Home | Contact Us | FAQ | Search & Site Map | Link to Us
Sign In | Join | Other 45 Sites in Network
HomeAnnouncementsWhite Papers
Discussion GroupsFirst AidDatabasesJavaBeansGUIJava 3DVirtual MachineCORBASecurityToolsGeneral
Java DirectoryOpen Source ProjectsSample Book ChaptersUser GroupsWeb Resources
Related Topics
Databases.NETMore Topics ...

Java Forum / General / December 2006

Tip: Looking for answers? Try searching our database.

Merging Linked Lists

Thread view: 
Damo - 19 Dec 2006 19:38 GMT
Hi,

I (will) have anythng up to 6 Linked Lists of strings. I want to merge
them and remove duplicate entries at the same time. So that I end up
with one Linked List with every node containing a distinct string. I
dont really want(need) to sort the list. Does anyone know how I would
go about doing this efficiently.
Any advice would be much appreciated.
Daniel Dyer - 19 Dec 2006 19:59 GMT
> Hi,
>
[quoted text clipped - 4 lines]
> go about doing this efficiently.
> Any advice would be much appreciated.

Is LinkedList the best data structure for your needs?  Perhaps a Set would  
be better if you need no duplicates and don't care about sorting?

Signature

Daniel Dyer
http://www.uncommons.org

ballpointpenthief - 19 Dec 2006 20:54 GMT
> Hi,
>
[quoted text clipped - 4 lines]
> go about doing this efficiently.
> Any advice would be much appreciated.

Read Knuth Vol 3 (I think).
I expect sorting before merging, then merging if no duplicates will be
more efficient.
Damo - 19 Dec 2006 22:22 GMT
> > Hi,
> >
[quoted text clipped - 8 lines]
> I expect sorting before merging, then merging if no duplicates will be
> more efficient.

But its possible that two of the Linked lists will have the same item.
so even if theyre sorted i only want to merge distinct items from the
second to the first. The only thing I'm sure of is that each list will
not have duplicates within them.
Daniel Pitts - 19 Dec 2006 23:11 GMT
> > > Hi,
> > >
[quoted text clipped - 13 lines]
> second to the first. The only thing I'm sure of is that each list will
> not have duplicates within them.

Is there any reason not to use a Set instead?
Damo - 19 Dec 2006 23:23 GMT
> Is there any reason not to use a Set instead?
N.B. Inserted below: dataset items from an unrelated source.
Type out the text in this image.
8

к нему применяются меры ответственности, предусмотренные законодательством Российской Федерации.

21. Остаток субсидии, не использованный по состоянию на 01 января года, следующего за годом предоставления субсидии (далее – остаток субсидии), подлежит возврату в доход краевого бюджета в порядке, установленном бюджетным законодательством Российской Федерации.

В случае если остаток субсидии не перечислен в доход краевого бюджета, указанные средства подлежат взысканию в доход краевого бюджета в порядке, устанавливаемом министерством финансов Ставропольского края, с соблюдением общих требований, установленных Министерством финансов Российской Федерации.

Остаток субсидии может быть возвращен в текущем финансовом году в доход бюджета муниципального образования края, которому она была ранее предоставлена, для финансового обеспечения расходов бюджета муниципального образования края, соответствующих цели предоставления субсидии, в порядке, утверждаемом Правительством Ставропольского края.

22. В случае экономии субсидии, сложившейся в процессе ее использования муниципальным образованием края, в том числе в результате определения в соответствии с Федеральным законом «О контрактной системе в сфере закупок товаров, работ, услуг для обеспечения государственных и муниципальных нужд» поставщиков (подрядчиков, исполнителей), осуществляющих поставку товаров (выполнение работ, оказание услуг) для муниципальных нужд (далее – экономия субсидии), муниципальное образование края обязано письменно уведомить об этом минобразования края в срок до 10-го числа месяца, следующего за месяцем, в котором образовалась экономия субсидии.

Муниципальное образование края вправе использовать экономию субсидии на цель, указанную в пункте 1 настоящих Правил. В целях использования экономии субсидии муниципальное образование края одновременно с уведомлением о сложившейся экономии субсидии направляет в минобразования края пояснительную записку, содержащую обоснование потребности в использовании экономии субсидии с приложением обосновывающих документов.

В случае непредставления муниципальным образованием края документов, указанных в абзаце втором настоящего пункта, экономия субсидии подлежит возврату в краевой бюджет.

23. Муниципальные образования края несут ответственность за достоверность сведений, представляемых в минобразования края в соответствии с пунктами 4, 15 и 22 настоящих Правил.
Ye, I was just reading about Sets , there and the more I read the more
inclined I am to use them. How are they as regards efficiency as
opposed to linked lists? Efficiency is my main prioity for this project.
Daniel Pitts - 19 Dec 2006 23:49 GMT
> > Is there any reason not to use a Set instead?
>
> Ye, I was just reading about Sets , there and the more I read the more
> inclined I am to use them. How are they as regards efficiency as
> opposed to linked lists? Efficiency is my main prioity for this project.

Well, it certainly depends on what your using them for. However,
efficiency should NEVER be the main priority of any project.  Creating
something that WORKS should be the main priority.
<soap-box>
You need to make something that works and is easy to read.  After that,
if it runs to slowly, you can run it through a profiler and figure out
what parts of it are taking the most amount of time. You'd often be
surprised.

If you start with something that works and is easy to maintain, then
tweaking the speed will be a lot easier.  If you worry about it too
soon (its called premature optimization), then you might end up with a
very slow program anyway, but it would be harder to optimize the RIGHT
parts.
</soap-box>
In any case:
HashSets are often more effecient when adding and removing arbitrary
elements if you need to ensure uniqueness.  They are of comparable
speed when iterating through the contained values.
ArrayLists are generally faster than LinkedLists if you only add/remove
from the end of the list, but look up arbitrary elements in the middle
of the list.

If you need to maintain order, then look into LinkedHashSet.
While it has a little more overhead than HashSet, it can be faster when
iterating over the entire set.

So. My professional suggestion is to make all of your types "Set" (or
"Collection" is better, depending on what you need to do), and
instantiate with "new HashSet()".  If you find, once you finish the
working project, that the HashSet is too slow for one reason or
another, it will be easy to modify your code to use a different type of
Collection, better suited to your domain.
Lee Weiner - 20 Dec 2006 00:00 GMT
>> Is there any reason not to use a Set instead?
>
>Ye, I was just reading about Sets , there and the more I read the more
>inclined I am to use them. How are they as regards efficiency as
>opposed to linked lists? Efficiency is my main prioity for this project.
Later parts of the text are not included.